Seasonal and Technological Unemployment

Seasonal and Technological Unemployment:

Seasonal Unemployment- Certain activities such as agriculture, industries based on the processing of agricultural produce (such as sugar mills, rice-shellers, cotton-ginning units, etc.), and activities servicing agricultural production or seasonal consumer needs show a decline in activity in certain seasons.

As a result, those engaged in these activities become unemployed for the time being. The employment policy, therefore, needs to include measures for reducing the volume of seasonal unemployment. These may include:

  • Promotion of multiple cropping (that is, raising more than one crop on the same piece of land in a year) by spreading irrigation, intensive use of fertilizers selective mechanization (to speed up the preparation of the soil for the second crop after the first one has been harvested), short duration varieties and relay cropping so that agricultural activity is maintained at a high level over the greater part of the year.
  • Development of activities allied to agriculture such as animal husband, dairy farming, horticulture, and fish culture, to provide extra employment to the agricultural labor force throughout the year.
  • Carrying out the Plan programmes of public investment in rural areas in such fields as irrigation, drainage, flood control, land, and environment improvement, rural roads, schools, hospitals, community building afforestation on public lands, and residential housing and amenities for the rural poor mostly in the slack agricultural seasons.
  • Promotion of on-farm investment, an overhaul of machinery, training of farm labor, and programmes for the eradication of illiteracy during slack seasons.
  • Mechanization of peak season activities so that a proportion of the labor Force is permanently shifted from agriculture to non-seasonal activities and surplus labor in the slack season is reduced.
  • Establishment of a variety of industries which operate at different times of the year so that labor may be kept employed almost throughout the year by shifting from one season industry to another.

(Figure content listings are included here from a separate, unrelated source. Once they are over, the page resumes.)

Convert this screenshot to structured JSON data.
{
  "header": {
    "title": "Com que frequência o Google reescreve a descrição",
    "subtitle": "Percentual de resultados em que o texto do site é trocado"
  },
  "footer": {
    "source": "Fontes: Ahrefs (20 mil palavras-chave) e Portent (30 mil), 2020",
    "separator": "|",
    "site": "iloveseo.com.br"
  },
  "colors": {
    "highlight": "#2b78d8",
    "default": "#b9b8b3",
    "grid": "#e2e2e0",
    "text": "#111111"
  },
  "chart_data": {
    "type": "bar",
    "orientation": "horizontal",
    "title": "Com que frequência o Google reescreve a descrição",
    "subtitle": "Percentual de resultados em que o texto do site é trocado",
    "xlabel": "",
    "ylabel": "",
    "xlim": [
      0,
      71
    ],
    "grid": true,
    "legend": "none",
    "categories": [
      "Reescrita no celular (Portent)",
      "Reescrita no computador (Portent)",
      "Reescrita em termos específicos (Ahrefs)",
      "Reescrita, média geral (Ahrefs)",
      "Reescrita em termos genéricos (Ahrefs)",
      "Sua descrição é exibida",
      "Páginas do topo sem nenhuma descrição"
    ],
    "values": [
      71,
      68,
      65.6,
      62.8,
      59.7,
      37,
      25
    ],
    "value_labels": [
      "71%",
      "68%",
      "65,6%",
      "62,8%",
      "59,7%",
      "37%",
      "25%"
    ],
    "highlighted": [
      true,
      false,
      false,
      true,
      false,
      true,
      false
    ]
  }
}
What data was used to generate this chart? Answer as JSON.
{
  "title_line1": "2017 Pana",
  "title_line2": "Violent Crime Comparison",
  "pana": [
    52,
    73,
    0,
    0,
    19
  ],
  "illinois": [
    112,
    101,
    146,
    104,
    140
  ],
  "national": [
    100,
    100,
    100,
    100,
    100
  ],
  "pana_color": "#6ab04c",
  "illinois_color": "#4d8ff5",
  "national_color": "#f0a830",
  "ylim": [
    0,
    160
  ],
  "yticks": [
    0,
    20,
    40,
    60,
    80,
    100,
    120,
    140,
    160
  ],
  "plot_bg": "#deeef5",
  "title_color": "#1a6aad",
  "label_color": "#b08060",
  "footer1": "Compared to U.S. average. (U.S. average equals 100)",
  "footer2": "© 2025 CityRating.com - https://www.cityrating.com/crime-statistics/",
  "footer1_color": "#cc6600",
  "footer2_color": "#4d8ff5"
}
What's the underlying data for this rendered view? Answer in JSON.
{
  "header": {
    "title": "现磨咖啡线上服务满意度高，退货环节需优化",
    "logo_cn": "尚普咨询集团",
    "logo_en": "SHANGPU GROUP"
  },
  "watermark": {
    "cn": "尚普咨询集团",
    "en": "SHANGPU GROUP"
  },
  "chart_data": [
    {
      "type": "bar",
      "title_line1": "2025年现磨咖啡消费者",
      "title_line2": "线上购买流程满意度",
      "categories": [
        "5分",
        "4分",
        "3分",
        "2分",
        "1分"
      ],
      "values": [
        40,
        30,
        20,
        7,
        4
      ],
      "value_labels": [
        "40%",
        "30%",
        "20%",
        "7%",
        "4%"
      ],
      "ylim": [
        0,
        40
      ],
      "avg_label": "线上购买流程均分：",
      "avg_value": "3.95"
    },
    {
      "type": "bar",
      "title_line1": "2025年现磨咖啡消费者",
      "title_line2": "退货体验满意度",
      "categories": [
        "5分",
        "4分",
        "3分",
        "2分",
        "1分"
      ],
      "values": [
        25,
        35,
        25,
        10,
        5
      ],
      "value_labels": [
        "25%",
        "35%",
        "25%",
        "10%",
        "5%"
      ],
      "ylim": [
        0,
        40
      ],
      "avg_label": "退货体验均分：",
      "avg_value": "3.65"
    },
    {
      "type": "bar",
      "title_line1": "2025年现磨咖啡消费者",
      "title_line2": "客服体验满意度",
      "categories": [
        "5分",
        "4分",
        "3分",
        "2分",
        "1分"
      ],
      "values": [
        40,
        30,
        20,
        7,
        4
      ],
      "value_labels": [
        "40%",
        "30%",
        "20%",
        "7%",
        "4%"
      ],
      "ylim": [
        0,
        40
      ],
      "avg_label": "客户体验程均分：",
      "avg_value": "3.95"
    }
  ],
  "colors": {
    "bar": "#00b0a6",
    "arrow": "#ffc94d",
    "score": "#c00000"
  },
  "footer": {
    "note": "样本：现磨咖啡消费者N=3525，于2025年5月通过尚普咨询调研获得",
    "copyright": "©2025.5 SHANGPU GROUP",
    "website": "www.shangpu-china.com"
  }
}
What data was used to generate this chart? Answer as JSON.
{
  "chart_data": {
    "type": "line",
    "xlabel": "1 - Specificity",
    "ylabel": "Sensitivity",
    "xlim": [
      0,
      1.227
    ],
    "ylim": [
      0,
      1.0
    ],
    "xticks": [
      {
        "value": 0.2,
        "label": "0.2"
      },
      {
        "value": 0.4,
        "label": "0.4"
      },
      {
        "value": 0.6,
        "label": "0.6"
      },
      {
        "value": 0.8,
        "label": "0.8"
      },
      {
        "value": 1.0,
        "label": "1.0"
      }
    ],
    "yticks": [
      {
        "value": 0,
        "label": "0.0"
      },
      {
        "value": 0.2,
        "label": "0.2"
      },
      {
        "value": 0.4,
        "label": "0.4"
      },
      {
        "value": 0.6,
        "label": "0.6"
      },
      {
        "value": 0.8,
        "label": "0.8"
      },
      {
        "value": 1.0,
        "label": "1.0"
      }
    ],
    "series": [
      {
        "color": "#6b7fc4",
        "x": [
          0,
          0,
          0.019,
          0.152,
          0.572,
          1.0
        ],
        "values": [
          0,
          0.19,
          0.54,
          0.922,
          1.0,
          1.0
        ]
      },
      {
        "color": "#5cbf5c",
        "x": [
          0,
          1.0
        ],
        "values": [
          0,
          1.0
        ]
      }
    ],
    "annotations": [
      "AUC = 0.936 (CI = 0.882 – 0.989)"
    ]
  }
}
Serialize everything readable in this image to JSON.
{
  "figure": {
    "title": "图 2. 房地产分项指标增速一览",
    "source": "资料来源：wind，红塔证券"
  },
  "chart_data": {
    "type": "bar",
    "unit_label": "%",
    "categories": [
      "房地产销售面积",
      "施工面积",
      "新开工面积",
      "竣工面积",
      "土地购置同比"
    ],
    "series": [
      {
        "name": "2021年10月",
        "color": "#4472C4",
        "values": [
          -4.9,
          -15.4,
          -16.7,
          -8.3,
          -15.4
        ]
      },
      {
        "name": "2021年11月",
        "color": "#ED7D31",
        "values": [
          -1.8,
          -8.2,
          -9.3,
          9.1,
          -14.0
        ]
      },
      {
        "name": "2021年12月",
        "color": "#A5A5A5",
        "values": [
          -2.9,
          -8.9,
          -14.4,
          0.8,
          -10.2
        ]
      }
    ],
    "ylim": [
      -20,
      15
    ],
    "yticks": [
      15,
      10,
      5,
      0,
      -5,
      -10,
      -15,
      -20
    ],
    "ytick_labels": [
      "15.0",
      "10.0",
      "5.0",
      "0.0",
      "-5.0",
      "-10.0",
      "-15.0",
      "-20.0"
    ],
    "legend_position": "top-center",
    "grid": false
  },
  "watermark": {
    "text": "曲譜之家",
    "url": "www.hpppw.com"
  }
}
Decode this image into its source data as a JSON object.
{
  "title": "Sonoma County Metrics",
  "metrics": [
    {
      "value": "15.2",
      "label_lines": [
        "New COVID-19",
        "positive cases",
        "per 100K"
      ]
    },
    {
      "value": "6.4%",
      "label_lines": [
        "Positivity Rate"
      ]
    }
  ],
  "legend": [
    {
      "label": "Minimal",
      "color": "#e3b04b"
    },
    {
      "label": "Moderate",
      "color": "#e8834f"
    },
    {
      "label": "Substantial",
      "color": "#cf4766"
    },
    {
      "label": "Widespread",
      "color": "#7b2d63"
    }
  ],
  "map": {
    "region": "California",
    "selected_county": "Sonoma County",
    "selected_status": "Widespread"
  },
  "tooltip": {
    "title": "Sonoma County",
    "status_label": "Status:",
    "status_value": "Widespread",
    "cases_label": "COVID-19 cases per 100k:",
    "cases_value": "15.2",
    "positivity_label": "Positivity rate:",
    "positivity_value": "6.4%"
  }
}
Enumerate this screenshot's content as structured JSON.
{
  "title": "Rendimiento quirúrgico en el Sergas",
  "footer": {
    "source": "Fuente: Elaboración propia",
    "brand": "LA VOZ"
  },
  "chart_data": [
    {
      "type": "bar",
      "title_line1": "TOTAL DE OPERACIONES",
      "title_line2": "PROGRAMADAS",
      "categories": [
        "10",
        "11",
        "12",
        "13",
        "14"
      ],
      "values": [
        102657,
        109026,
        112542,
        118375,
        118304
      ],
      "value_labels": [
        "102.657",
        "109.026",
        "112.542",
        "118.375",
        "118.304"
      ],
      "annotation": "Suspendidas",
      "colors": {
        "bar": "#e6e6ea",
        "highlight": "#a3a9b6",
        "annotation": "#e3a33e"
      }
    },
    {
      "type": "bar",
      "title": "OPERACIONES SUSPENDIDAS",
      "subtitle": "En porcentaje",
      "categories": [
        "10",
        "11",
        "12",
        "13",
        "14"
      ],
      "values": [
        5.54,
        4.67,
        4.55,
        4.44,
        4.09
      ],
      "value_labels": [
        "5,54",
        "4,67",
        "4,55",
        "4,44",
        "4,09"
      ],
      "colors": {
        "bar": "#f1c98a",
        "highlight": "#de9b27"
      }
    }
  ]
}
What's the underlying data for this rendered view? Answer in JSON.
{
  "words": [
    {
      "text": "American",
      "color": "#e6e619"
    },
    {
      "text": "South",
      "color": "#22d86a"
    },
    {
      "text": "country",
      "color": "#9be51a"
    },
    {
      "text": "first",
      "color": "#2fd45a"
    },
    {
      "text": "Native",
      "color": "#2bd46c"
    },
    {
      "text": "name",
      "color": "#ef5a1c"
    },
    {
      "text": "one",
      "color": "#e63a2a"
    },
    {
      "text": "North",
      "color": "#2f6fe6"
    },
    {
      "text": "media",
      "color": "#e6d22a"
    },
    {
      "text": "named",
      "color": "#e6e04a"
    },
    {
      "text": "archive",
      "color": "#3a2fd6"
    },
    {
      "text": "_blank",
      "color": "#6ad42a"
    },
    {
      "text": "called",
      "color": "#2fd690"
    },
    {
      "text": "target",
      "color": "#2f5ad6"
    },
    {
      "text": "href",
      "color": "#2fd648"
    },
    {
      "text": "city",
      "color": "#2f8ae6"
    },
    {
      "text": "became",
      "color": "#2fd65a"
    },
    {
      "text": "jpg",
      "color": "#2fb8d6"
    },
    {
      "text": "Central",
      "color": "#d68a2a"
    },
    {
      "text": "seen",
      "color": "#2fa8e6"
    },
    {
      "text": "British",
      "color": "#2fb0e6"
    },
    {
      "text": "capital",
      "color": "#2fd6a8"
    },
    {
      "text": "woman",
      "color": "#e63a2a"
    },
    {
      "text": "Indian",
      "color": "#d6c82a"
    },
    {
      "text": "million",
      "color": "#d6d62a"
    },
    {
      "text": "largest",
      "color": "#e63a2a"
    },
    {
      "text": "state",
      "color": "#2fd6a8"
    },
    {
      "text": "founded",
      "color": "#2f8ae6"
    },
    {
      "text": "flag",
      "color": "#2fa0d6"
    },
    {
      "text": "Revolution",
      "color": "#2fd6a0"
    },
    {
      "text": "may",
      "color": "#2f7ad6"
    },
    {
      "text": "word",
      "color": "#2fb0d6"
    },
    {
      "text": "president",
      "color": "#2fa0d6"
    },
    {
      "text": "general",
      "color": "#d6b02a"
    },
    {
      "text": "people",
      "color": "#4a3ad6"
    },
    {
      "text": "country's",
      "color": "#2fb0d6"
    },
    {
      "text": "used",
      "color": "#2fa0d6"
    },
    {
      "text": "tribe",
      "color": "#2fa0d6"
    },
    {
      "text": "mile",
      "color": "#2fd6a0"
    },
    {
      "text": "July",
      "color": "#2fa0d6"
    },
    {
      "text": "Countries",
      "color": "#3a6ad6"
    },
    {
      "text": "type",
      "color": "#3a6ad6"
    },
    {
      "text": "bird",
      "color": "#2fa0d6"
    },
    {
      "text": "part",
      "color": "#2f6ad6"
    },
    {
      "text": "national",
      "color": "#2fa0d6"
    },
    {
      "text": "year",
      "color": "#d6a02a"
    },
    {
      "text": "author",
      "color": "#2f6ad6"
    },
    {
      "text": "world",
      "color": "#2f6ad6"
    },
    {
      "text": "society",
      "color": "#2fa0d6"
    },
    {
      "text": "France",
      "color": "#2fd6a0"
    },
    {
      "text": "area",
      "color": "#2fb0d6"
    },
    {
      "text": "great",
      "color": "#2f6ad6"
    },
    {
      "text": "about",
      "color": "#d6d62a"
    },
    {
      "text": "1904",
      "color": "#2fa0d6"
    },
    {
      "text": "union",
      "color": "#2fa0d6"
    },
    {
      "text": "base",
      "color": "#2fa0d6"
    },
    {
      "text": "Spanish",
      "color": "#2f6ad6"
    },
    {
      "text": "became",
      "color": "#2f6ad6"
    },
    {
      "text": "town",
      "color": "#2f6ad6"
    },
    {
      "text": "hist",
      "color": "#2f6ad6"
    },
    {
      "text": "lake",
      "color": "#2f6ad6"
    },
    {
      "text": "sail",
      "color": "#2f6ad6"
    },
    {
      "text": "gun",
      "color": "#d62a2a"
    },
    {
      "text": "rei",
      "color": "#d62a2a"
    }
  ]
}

Technological Unemployment- In an economy that is undergoing considerable technological change, some technological unemployment is inevitable. This term refers to persons who have been put out of work by the introduction of superior technology in their area of operation. For instance, truck and bus transport may render idle numerous operators of hand-pulled or animal-drawn vehicles; a textile mill or a rice-sheller may put out of work numerous handloom weavers or hand pounders; and an electric saw may result in unemployment of the many who were previously employed in manual sawing of timber. In most such cases, it may not be a proper solution to the problem to put back the clock of technological and economic progress by forcing a return to the old technology by taxing modern units and subsidizing old units, or by just banning or administratively limiting technologically advanced units. Instead, the proper solution would be to retrain the persons rendered idle by technological progress for employment in technologically superior units or elsewhere in the economy.